The foundation that we put together with an Azure-First approach to building our data lakes and data platform certainly helped us. Data governance, metadata management and taxonomy, all the things which we find sometimes to be boring, they are critical things in this exercise here, because we had to have a common definition across all of the teams to make sense of the data. And the last thing we focused on was data literacy. Even during these times, we put together training and learning journeys for our partners to help them understand the data and also work with these tools.
Looking ahead, Naidu reckons that Starbucks leaning into data analytics and understanding will help shape future tech-enabled innovation:
We have some future capabilities, like hyper-personalization and radical automation. These are things which are not just buzzwords for us, but things which we are focusing on really to have data to make informed decisions and allow more time for our partners to have that human-to-human connection.
And inevitably there’s an Artificial Intelligence (AI) and Machine Learning (ML) angle in play here, although Naidu has an important caveat here:
I think before we get into AI and ML too far, it's about getting the right data in the organization, being clear about what it is and who can use it and then taking it forward from there.

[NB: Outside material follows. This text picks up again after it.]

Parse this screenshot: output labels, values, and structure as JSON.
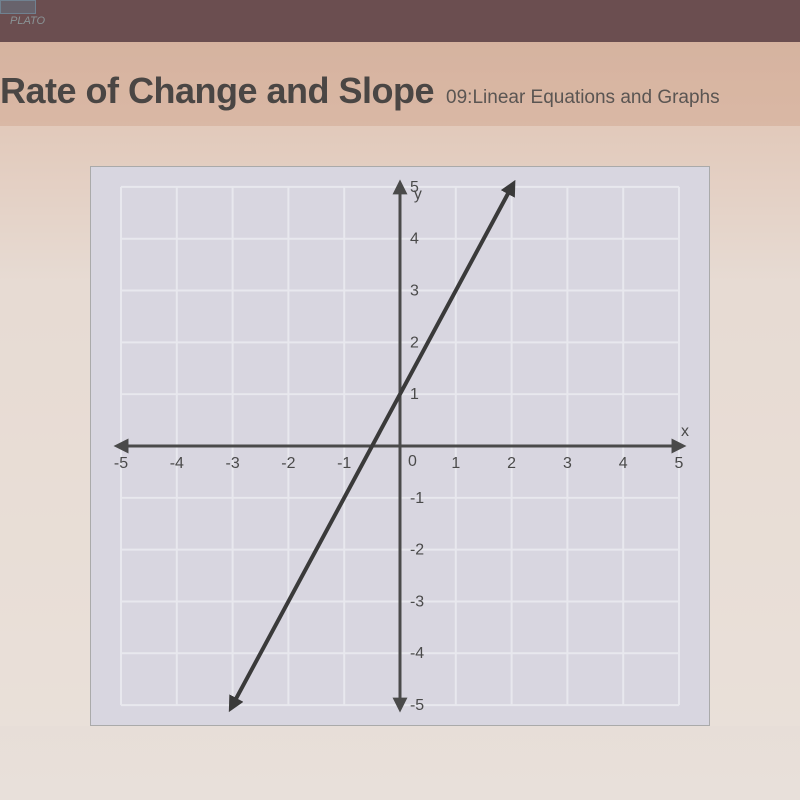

In terms of potential applications for AI tech, the the focus is on opportunities that really allow for greater human interaction, he says:
We want to see what can our customers expect for a more personalised digital experience, made possible by the Starbucks AI initiative we call Deep Blue, which is really tailored to look at where customers live, what they order, what their habits are and what the tendencies would be.
So certainly for us, leveraging AI to deepen the digital relationship and architecting experiences that provide that experiential retail touch point to customers, is something where we want to surprise and delight our customers in new and different ways. We certainly are looking at use cases that align with our values . We want this to be cool, not creepy, technology for us. A lot of the AI/ML for us is based on a foundation of data democratisation.
That concept of democratisation remains hugely important, he adds:
It's important for our digital transformation. We want the technology teams to get out of the way and for the people who need to use the data to understand the data so they can analyse it. How can we enable some of those self-service capabilities and other things in our AI? It has to be explainable AI at the end of the day, so we are looking at ways of improving the partner experience. It's not just customer experience that we're focused on, but for our partners in our store. Are there tasks around inventory management or forecasting or labor scheduling, where we can take out some of the manual work and the guesswork and enhance the partner experience? We all need to be data-literate at Starbucks and be able to explain how we're using AI.
Ultimately having a strong data-centric mindset will support further acceleration of digital transformation across Starbucks franchises and channel business, concludes Naidu:
Today Starbucks has nearly 33,000 company-operated and licensed stores around the world; by 2030, we expect to reach approximately 55,000 stores and continue to develop experiences that address evolving customer routines. In the US, this will be a mix of new store formats and experiences, including drive-thru Starbucks and curbside pick-up, designed to meet customers where they want to engage with Starbucks. All this is possible due to the data foundation we have built and the ability to quickly surface development analytics and visualisations through the Tableau platform that we have here at Starbucks.